A los pocos días de haber comenzado este tiempo triste y extraño, me di cuenta de que cada vez que me ponía con la entretenida tarea doméstica de la plancha, al final de la tarde y del montón de ropa siempre quedaba en la bandeja una camisa sin planchar. Casualmente, la misma camisa siempre.
Tuvieron que pasar varias tardes de plancha hasta que fui consciente de que esa camisa sin planchar estaba tratando de decirme algo. No me daba cuenta en el durante de la sesión de plancha porque creo que los vapores y los éxitos musicales del rock español de los noventa —los mismos que antaño acompañaron mis noches de sábado y que ahora me resigno a cantar sola y a grito pelado en mi habitación estas tardes confinadas— me nublaban la razón. Pero cada vez, tras desenchufar la música y la plancha, volvía a encontrarme con esa camisa sola y arrugada que inconscientemente había vuelto a abandonar en medio de una mini ciudad de torres de camisetas, jerseys y pantalones ordenada por tallas y colores.

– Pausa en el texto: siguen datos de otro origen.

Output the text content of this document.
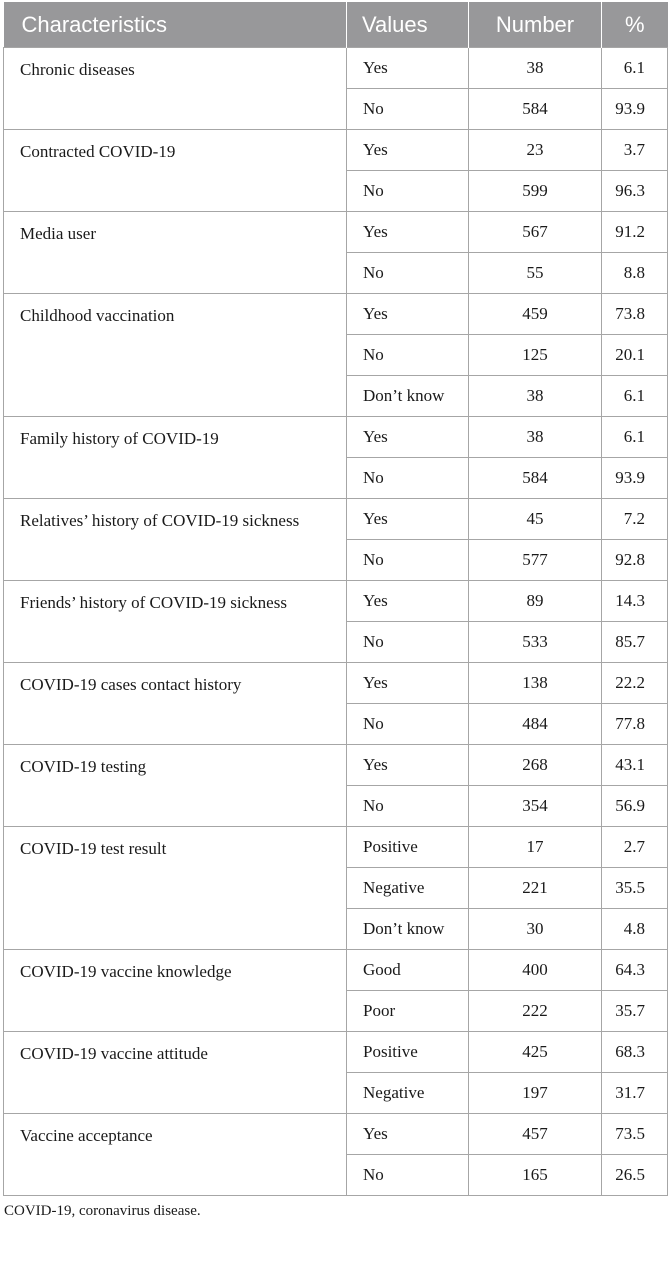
Characteristics	Values	Number	%
Chronic diseases	Yes	38	6.1
	No	584	93.9
Contracted COVID-19	Yes	23	3.7
	No	599	96.3
Media user	Yes	567	91.2
	No	55	8.8
Childhood vaccination	Yes	459	73.8
	No	125	20.1
	Don’t know	38	6.1
Family history of COVID-19	Yes	38	6.1
	No	584	93.9
Relatives’ history of COVID-19 sickness	Yes	45	7.2
	No	577	92.8
Friends’ history of COVID-19 sickness	Yes	89	14.3
	No	533	85.7
COVID-19 cases contact history	Yes	138	22.2
	No	484	77.8
COVID-19 testing	Yes	268	43.1
	No	354	56.9
COVID-19 test result	Positive	17	2.7
	Negative	221	35.5
	Don’t know	30	4.8
COVID-19 vaccine knowledge	Good	400	64.3
	Poor	222	35.7
COVID-19 vaccine attitude	Positive	425	68.3
	Negative	197	31.7
Vaccine acceptance	Yes	457	73.5
	No	165	26.5
COVID-19, coronavirus disease.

La tarde en la que por fin me enfrenté a la camisa sin planchar recibí un duro golpe de realidad. Porque descubrí que lo que llevaba tanto tiempo tratando de explicarme era que en ella residía mi último vínculo con la vida tal y como fue hasta que llegó el confinamiento. Simboliza la rutina de una vida normal, esa que ahora tanto echamos de menos.
Mi camisa sin planchar no es una camisa cualquiera. Es la camisa. La que se guarda con mimo en el armario, la preferida. Esa que reservamos para las ocasiones especiales, la que nos ponemos para una reunión importante porque seguro que así vamos a tener éxito. Es la camisa que se prepara la noche anterior y se deja colocada en la percha porque con ella no puede haber imprevistos. Y a la mañana siguiente nos la ponemos con cuidado, abotonando despacio, colocando los puños, comprobando que los picos del cuello estén perfectamente planchados, listos para salir a escena. Por eso nos esforzamos en que no se manche, que no se arrugue, que no sufra ningún desperfecto antes de su actuación estelar.
Ahora, cuando veo mi camisa sin planchar en mi particular bodegón textil, me invade una profunda tristeza porque no sé el tiempo que aún tendrá que esperar para volver a ser lucida.
A veces, a lo largo de estas semanas raras, he dejado volar mi imaginación y mi camisa ha cobrado vida… La he soñado madrugadora, esperando el tren de las 7:33; volviendo con prisas de la ciudad para recoger a los niños del cole, e incluso la he imaginado disfrutando en El Colonial de una barrita con tomate un domingo de primavera, pegadita al vestido de mi amiga.
Luego salgo de mi nube y pienso que debería enfrentarme a mi camisa de una vez, plancharla sin demora. Devolverla a su percha y dejarla colgando del pomo de la puerta, lista para mañana cuando me levante y nos reencontremos ahí fuera, en la vida que nos espera.
Ella está deseando ser lucida y yo estoy deseando plancharla. Pero por algún motivo seguimos esperando.